O presidente Donald Trump, durante discurso em Davos - Denis Balibouse/Reuters

“Temos motivos para sermos otimistas. Não é tempo para as dúvidas ou para o medo”, disse, enumerando previsões mais soturnas que não se concretizaram. “Temos que rejeitar esses profetas do fim do mundo de sempre e suas previsões catastrofistas.”

Apesar do cutucão, o americano também tentou cicatrizar algumas feridas, algo que não fez em sua primeira participação, em 2018.

Detrator do Acordo de Paris sobre o clima, ao qual abandonou, disse que o ar em seu país nunca foi tão limpo e que está comprometido com “cuidar das belezas naturais da criação divina”.

Não fez, contudo, nenhum sinal de que pretenda trabalhar com a indústria para reduzir a emissão de gases estufa. Mas recebeu palmas ao dizer que os EUA se uniriam à iniciativa do Fórum, anunciada no ano passado, para plantar 1,2 trilhão de árvores —o cuidado com o ambiente é um dos eixos da reunião deste ano, e tem sido cobrado de governos e empresas.

A principal mensagem para a plateia lotada de líderes políticos, ativistas sociais, empresariais e jornalistas em sua segunda aparição no Fórum (ele não veio em 2019), entretanto, era a de que as tensões com a China arrefeceram, ao menos por ora.

Na opinião de Trump, a relação “nunca esteve melhor”. “Eu e o presidente Xi [Jinping], nós nos amamos”, disse o americano, que no passado já deixou sem resposta um “eu te amo” do brasileiro Jair Bolsonaro.

Pequim e Washington selaram recentemente um acordo para suspender a chamada guerra comercial, que mergulhou o mundo —e os investidores— em incertezas nos últimos meses. Pois Trump não somente tentou convencer outros líderes de que as coisas haviam entrado nos eixos como ressaltou acordos comerciais com Canadá e México e o desejo de forjar um pacto com a Coreia do Sul e o Reino Unido.

O discurso de 30 minutos, que começou 15 minutos atrasado apesar do apreço suíço à pontualidade, ocorre quando, do outro lado do Atlântico, o Senado americano examina o impeachment do presidente, que tentou pressionar seu aliado ucraniano, Volodimir Zelenski, a entregar-lhe erros de inimigos políticos em troca da manutenção de uma linha de ajuda financeira para Kiev.

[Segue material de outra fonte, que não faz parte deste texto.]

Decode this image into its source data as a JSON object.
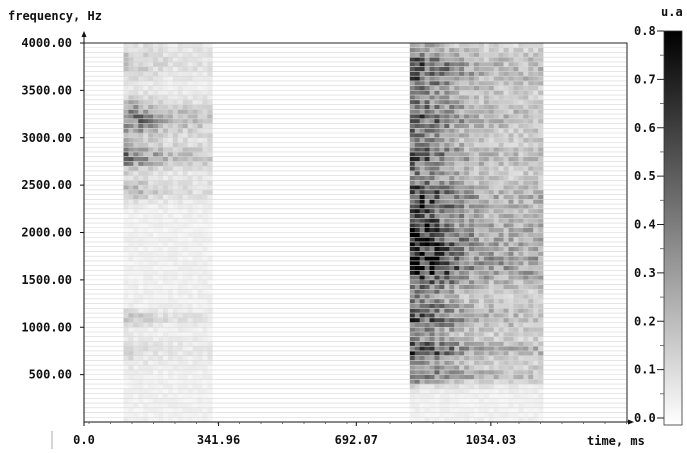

A viagem parece ter sido calculada para demonstrar confiança e atrair o foco do eleitorado americano, que vai às urnas em novembro, mirar outra coisa. Nesse sentido, o palco do encontro anual do Fórum Econômico Mundial assumiu ares de palanque doméstico.

Ao longo do pronunciamento, Trump enumerou feitos, sobretudo a recuperação do mercado de trabalho americano, e exortou outros países a seguirem seus passos. “Peço que liberem seus cidadãos do fardo da burocracia”, exclamou. O índice de desemprego nos EUA paira atualmente em 3,5%, o menor nos últimos dez anos e um dos mais baixos da história.

Foi só nove minutos depois de começar a falar que o americano parece ter se lembrado de que discursava para uma plateia global e convinha citar a comunidade internacional para além dos acordos de comércio. A alusão, porém, foi um tanto desastrada.

“Ninguém está no nosso nível. Alguns chegarão, porque muitas coisas boas aconteceram com os EUA e podem acontecer com outros países. Mas ainda não”, exclamou, para um riso contido do público de 1.500 pessoas. Não ficou claro se o americano falava da eleição de outros líderes alinhados com ele.